Despite decades-long efforts by governments to diversify their energy mixes and their energy sources, Asia’s manufacturing economies are key customers of Gulf supply. According to Bloomberg, China’s dependency on Gulf oil is 38% of the region’s output, India’s is 15%, South Korea’s is 12% and Japan’s 11%.

While the U.S. is the world’s largest single supplier of oil, data makes clear that multiple countries that are central to global supply chains are dependent on the Middle East.
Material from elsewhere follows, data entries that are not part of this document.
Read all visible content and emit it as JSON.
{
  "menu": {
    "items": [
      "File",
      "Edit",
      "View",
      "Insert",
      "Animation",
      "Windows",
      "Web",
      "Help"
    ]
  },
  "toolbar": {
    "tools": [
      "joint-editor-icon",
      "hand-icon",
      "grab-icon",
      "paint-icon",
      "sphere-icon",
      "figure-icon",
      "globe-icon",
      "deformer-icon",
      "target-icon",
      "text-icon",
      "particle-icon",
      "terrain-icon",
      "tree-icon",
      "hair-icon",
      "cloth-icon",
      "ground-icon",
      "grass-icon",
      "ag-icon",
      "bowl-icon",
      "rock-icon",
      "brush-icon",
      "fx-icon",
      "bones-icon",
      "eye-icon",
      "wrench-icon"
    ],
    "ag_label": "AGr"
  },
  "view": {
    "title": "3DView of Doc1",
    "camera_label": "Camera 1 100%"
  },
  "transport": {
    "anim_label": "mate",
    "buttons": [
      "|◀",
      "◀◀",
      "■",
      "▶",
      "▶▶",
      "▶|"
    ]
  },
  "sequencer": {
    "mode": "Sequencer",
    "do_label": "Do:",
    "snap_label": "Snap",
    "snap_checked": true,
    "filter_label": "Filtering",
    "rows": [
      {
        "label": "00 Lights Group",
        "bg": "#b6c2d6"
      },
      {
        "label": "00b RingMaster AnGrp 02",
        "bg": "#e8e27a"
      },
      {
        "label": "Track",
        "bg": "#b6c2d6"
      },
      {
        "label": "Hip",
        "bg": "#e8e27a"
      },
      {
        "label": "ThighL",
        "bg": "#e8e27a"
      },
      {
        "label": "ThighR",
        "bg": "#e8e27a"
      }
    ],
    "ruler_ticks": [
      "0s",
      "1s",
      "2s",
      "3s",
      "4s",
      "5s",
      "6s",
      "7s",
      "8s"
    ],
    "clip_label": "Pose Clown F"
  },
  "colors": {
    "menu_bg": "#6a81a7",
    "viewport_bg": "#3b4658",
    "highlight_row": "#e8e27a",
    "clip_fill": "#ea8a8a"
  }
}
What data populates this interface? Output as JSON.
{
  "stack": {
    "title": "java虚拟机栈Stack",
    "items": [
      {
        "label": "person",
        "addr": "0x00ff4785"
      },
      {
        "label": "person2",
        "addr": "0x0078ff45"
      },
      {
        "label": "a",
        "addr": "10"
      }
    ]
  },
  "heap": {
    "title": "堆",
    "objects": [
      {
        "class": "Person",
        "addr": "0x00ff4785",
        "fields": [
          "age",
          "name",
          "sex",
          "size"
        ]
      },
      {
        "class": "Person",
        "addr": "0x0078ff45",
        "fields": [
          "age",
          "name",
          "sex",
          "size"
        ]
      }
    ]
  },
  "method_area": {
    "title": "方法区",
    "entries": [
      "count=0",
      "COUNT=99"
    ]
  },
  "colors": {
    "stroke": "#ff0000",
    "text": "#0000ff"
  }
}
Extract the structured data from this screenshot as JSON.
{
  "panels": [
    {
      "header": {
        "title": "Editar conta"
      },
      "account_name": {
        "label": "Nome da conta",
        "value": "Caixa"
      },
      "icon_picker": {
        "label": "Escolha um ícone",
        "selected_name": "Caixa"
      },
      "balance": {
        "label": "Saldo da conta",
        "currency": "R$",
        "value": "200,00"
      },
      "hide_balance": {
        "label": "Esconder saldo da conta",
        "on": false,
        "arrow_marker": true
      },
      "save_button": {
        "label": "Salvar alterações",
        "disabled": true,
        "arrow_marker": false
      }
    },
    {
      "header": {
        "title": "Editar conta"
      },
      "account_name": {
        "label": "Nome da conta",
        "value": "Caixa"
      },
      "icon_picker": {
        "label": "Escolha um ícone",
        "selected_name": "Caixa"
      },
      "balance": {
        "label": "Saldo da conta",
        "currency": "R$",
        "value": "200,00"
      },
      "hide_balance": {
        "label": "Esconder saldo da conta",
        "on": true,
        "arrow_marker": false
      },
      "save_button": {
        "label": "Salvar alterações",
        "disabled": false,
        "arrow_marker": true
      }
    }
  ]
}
That means Iran can leverage its coastal geography to deploy guerrilla-style seaborne threats that affect global energy economics.

Frustration may be setting in in the White House at Tehran’s asymmetric responses to overwhelming force.

Despite the successful decapitation of the Iranian regime’s leadership early in the Israeli-U.S. campaign, and the decimation of its military, Tehran is proving resilient.

In the aerial domain, it is spreading chaos around the region with drone and missile strikes, pressuring stocks of anti-drone munitions. In the economic domain, it has plugged the strait, trapping tanker fleets in the Persian Gulf.

Though Tehran’s navy has been decimated, it may retain fast-boat assets, and certainly deploys missiles, aerial drones, underwater drones and sea mines.

Those arms make a tanker run through the strait immensely hazardous.

Of the region’s major oil exporters, only Saudi Arabia is non-reliant on Strait transits: It maintains a trans-desert pipeline that delivers oil to a terminal on its Red Sea coast.